Only through a diminishing ego have I witnessed a relationship between photography and philosophy.
Growing up in the digital age, in school I never viewed photography as an art form. To me, it was a technical practice. The goal was sharpness, color accuracy, consistency, and maximum exposure latitude. Of course, I was aware of "fine art photography". In my experience, most of what constitutes "fine art photography" is anything printed on expensive paper and hung on a white wall at an absurd price. Not wanting to exclude anyone, "art" seems to be an ever-broadening term, though aside from liberal arts students, who really cares?
At this point in my life, I am no more of an art lover than I was 5 or 10 years ago. Performance art still confuses me. Renaissance art is still over my head. Philosophy, however, I find incredibly compelling.
I met a photographer-friend for coffee last week, Steve. He is a still photographer on movie sets and also does gallery shoots, which are photo shoots done during the filming of a movie for marketing purposes. I told Steve about my reluctance to use strobe lights during my shoots, and that I preferred natural light or continuous lighting. My background in cinematography on narrative films and documentaries has informed many aspects of my photography, especially lighting. With documentaries, lighting is often impossible, so I have to find creative ways to use natural light. But videocameras work differently than still cameras. Still cameras require much more light if you want to avoid motion blur in your image.
Steve generously offered to show me how to use his strobe lights and show me what they are capable of, so we decided to set up a portrait shoot at my house a few days later.
When I was looking for someone for our shoot, I wanted to avoid using anyone I was unfamiliar with. I knew this would be a learning experience for me, and I would probably be asking a lot of questions and making many mistakes- which would indicate quickly that I had no idea what I was doing. The last thing I want is to cause my subject to loose faith in me in the middle of a shoot. I also wanted to use someone who could benefit from having a few photos taken of them, such as a model or an actor.

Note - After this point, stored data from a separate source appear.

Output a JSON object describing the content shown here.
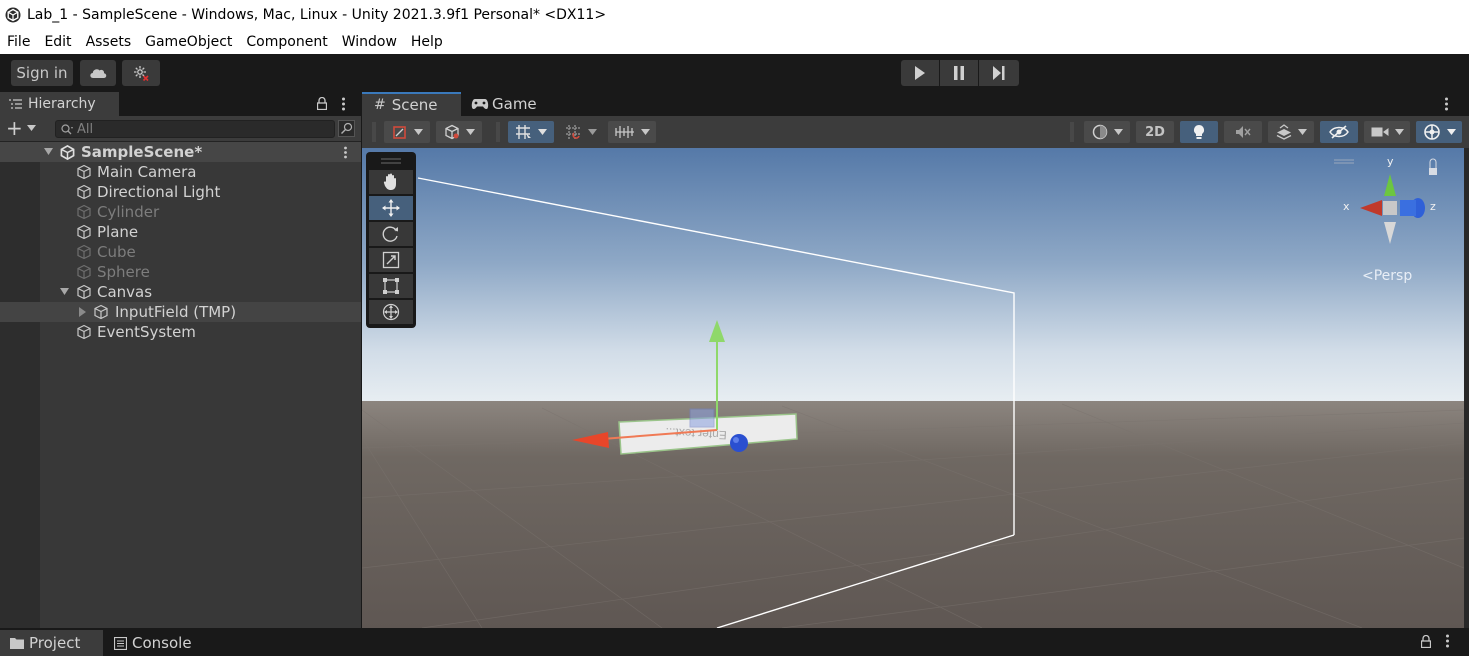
{
  "window": {
    "title": "Lab_1 - SampleScene - Windows, Mac, Linux - Unity 2021.3.9f1 Personal* <DX11>"
  },
  "menu": [
    "File",
    "Edit",
    "Assets",
    "GameObject",
    "Component",
    "Window",
    "Help"
  ],
  "toolbar": {
    "sign_in": "Sign in"
  },
  "hierarchy": {
    "tab_label": "Hierarchy",
    "add_label": "+",
    "search_placeholder": "All",
    "scene_name": "SampleScene*",
    "items": [
      {
        "label": "Main Camera",
        "active": true
      },
      {
        "label": "Directional Light",
        "active": true
      },
      {
        "label": "Cylinder",
        "active": false
      },
      {
        "label": "Plane",
        "active": true
      },
      {
        "label": "Cube",
        "active": false
      },
      {
        "label": "Sphere",
        "active": false
      },
      {
        "label": "Canvas",
        "active": true
      },
      {
        "label": "InputField (TMP)",
        "active": true
      },
      {
        "label": "EventSystem",
        "active": true
      }
    ]
  },
  "scene_view": {
    "tabs": [
      "Scene",
      "Game"
    ],
    "btn_2d": "2D",
    "gizmo": {
      "x_label": "x",
      "y_label": "y",
      "z_label": "z",
      "projection": "Persp"
    },
    "input_field_text": "Enter text..."
  },
  "bottom_tabs": [
    "Project",
    "Console"
  ]
}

I asked my friend and mentor, David Zalkind, to come sit for us while I learned some new lights. I have known David for many years. We first met when he asked me to be his cinematographer for a short film he was directing in New Orleans. My very first thought when I met him was, "That's Woody Allen". It wasn't. But we have since become good friends and he has imparted much of his wisdom to me over the years. David is also one of those guys that when someone asks me what he does, the only answer is: A lot. One thing that he does really well is act. And every actor needs a nice set of headshots.
The shoot went very well and I learned a ton. As always, the learning curve is steep to begin with. But David was quite patient, and I kept him happy with whiskey cocktails and fancy crackers from Costco. Being an actor, David nailed whatever direction I threw at him. It was not a struggle but a joy to watch him transform from one frame to the next.
Steve took me step by step with the lights. And, since he had seen some of my recent work, he knew what I was going for with David and helped me to create a setup that really captured David's intriguing expressions without looking too glamorized or "lit".
I stayed up late that night reviewing the photos. I like them very much, but on a technical level I feel I need a lot more practice. But there was something else about these photos, below the surface, that made them feel very special to me.
These portraits of David represent a recent change in my life. They reflect both a shift towards creative expression, and valuing and enjoying the process as much as the results. I do not know where this will lead, but I know that whatever it is will not replace the joy that comes from engaging in the process.
For years David has encouraged and supported me as a professional and an artist. His encouragement is often what keeps me going. To keep me heading down this path that I cannot see where it leads. When I had an existential crisis, and I struggled to see the value in anything, David was there. That is a story for another time. In his kindness and wisdom I have found a friend. And for that, I am humbled.
So, then, when I look at these photos of David, and I think about what he has taught me, and I think about what these photos represent, the man and the photo begin to merge- and more than just on paper.